The world had changed that day. Just a little, but it was enough. A crack of the door, letting in the light.

But the Constable said, “It doesn’t change all at once, you know. Old habits die hard. You can’t expect people to divorce their past with a clean slate overnight.” He shrugged. “It was a complicated and messy relationship. So they drink, because they’re not as certain as you and me, Leonid. They didn’t go to war. They didn’t fight for the revolution. They had to stay behind, run the factories and farms while young people like you were dying. So they hate themselves, you see? They think they didn’t do enough. We should try to understand their faults instead of punishing them. After all, they’re not the problem, not really. The bootlegging is just the symptom of a disease. I went to Food Distro yesterday, Leonid, and there was meat in the butcher’s window again. Real meat. The good times are coming back, but this time, they’re for everyone. Not just the people on top. You have to be patient. And try to make friends. Be part of this. Be a good neighbor. And if you need to talk, you know where to call me, but I don’t want to hear about what’s going on in the apartment next door, or above you, or down the hall. I do want to know what’s going on with you.”
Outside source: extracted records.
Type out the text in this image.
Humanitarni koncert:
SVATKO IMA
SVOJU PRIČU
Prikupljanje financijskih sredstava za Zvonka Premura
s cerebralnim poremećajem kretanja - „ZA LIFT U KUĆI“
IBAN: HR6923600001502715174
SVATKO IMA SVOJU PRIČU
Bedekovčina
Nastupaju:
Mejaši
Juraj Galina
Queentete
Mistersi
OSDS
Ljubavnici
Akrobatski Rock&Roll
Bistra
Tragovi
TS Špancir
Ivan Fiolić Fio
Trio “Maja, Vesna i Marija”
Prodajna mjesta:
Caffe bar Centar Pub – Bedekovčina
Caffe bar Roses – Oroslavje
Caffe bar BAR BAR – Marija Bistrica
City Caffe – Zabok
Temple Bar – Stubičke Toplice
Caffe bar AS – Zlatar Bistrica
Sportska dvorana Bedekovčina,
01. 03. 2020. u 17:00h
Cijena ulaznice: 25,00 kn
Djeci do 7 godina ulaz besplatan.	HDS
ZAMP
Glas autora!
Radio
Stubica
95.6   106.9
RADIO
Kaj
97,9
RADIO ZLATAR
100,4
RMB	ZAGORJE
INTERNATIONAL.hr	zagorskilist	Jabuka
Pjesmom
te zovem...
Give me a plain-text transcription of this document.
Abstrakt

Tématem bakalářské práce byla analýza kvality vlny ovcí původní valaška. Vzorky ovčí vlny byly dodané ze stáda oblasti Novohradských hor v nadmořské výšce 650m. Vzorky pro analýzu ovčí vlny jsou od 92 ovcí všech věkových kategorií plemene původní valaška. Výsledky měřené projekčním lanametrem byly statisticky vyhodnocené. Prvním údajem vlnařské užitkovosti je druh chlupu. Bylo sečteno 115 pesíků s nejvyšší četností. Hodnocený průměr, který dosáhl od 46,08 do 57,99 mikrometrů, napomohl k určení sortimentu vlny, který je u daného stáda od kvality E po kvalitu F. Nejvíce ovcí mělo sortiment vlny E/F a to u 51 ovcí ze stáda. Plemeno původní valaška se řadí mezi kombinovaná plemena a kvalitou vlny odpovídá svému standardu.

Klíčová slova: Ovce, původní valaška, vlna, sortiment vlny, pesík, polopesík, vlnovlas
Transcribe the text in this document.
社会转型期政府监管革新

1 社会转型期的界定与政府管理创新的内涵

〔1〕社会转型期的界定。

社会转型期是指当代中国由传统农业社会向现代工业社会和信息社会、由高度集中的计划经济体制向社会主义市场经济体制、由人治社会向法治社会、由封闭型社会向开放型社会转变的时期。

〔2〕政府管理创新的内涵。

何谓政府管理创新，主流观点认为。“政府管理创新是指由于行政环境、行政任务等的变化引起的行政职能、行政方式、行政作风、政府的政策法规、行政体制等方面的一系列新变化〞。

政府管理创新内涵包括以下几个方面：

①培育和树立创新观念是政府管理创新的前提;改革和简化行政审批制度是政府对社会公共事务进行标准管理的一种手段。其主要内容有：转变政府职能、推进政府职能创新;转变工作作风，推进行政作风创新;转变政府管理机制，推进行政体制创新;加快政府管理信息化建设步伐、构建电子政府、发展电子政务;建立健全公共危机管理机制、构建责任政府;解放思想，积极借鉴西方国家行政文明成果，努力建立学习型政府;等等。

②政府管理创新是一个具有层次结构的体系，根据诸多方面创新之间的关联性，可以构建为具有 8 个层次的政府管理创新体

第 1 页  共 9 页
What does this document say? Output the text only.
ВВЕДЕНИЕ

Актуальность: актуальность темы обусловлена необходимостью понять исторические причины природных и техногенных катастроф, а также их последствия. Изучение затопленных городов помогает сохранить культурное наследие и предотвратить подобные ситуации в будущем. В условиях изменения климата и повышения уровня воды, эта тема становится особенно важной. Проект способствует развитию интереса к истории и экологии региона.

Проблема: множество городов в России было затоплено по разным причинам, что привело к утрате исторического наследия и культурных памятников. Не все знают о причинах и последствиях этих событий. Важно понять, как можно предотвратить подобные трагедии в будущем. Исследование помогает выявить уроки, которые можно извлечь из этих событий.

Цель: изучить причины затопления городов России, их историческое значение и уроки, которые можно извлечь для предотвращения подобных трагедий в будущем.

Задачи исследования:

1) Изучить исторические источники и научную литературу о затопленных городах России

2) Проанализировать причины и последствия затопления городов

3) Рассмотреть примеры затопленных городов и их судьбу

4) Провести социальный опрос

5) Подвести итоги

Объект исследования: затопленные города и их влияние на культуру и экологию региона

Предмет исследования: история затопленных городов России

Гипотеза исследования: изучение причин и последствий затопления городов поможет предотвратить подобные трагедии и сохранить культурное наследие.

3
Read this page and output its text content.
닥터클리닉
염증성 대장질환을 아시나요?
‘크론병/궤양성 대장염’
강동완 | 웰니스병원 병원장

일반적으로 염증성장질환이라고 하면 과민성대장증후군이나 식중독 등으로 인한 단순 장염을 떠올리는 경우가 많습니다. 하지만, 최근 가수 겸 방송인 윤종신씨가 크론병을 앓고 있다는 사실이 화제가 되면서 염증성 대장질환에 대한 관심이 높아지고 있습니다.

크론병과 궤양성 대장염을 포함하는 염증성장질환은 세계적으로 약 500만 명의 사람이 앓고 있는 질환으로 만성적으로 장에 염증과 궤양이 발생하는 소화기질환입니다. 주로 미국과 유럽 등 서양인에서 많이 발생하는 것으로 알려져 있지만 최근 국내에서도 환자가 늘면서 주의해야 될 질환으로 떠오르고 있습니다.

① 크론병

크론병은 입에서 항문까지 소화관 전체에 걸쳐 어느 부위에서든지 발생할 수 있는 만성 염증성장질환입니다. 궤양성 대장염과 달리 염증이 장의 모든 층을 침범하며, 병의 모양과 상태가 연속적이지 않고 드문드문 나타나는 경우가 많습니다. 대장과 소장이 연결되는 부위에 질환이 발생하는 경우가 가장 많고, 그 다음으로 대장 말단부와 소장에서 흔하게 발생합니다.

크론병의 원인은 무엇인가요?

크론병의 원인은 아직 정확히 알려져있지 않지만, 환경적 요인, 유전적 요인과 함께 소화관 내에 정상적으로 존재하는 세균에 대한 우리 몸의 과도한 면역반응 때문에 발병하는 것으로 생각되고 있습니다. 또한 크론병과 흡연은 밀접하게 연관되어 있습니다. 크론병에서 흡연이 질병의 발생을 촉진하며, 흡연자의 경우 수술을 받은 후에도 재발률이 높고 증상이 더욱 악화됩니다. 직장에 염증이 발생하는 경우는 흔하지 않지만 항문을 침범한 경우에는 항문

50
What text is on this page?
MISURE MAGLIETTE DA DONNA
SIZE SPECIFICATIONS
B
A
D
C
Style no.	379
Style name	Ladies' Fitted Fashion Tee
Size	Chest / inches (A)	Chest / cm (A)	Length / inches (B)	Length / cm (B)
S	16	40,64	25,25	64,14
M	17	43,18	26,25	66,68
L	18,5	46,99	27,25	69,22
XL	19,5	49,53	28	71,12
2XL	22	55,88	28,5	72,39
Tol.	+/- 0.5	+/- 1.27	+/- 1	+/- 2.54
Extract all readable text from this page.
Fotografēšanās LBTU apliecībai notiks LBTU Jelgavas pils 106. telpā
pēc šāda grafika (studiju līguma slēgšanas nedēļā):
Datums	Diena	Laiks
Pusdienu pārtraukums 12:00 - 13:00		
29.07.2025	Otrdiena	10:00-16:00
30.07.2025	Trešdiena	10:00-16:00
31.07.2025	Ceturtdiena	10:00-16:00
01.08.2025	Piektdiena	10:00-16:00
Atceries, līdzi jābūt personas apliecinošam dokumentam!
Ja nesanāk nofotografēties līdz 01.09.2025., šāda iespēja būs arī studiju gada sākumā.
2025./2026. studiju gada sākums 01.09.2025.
He finished the tea and slid the ceramic vessel my way.

“Thank you,” he said. “For being my host tonight, comrade.”

“Thank you for… just thank you,” I said, still not understanding much of what he’d said. I would have to think long and hard about how it all applied. But I knew I wasn’t abandoned. He would be there for me if I needed him.

He was more than twice my age, but we had a bond, ever since we’d stepped off different helicopters, same day, same landing pad. Same hometown, at least, the closest town to the burned homestead where I was from. The Uleks, the former landowners, had been driven out while I was a continent away. I never went back there anymore. It wasn’t my home now. There was nothing left there to cherish or remember. Nothing personal. Just the grey-orange sky and the green-brown fields rolling off into a horizon dotted by tiny, distant bushy sticks. I didn’t want the memories, if they were still there. It was best to stay away, to focus on the future, not on what was taken, and could never be regained. In the five years I fought, I never thought of home. I convinced myself it no longer existed, and that I was fighting for something else- for a piece of the enemy, like a smear of blood, or a torn and muddied piece of uniform. Some token to prove the struggle was real, that it wasn’t all just a horrible dream of marching and falling to the ground, and listening, with my eyes closed, while my comrades died around me.

He was right. My life was here now. I had to relax and be a good neighbor.

He glanced at his wristie. It must have been late. I wasn’t wearing mine, but I could feel the lateness of the hour. I yawned; my eyes ached for rest.

He put on his thick grey coat and closed the door behind him. Through the door, I could hear him moving on the floorboards covered by the thin carpet, toward the ancient, creaking, cage of an elevator in the building’s south wing. He was gone now, and I had to find something else to focus on, or all the other sounds would become too overwhelming: Comrade Likush in 5A, tapping his pipe clear on a metal ashtray; Comrade Ilya, Apartment 4B, strumming her quarter-lyre; the children, in 4C, arguing with their mother over bedtime. All the sounds I couldn’t shut out conspired to keep me awake for fitful hours until finally exhaustion won out and I slept for a mere two before the alarm clock on my bedside buzzed me awake. It felt like no time had passed, like I’d simply closed my eyes, and opened them again. But the twin red suns were above the horizon, their light filtering through the particles of the atmosphere to make day.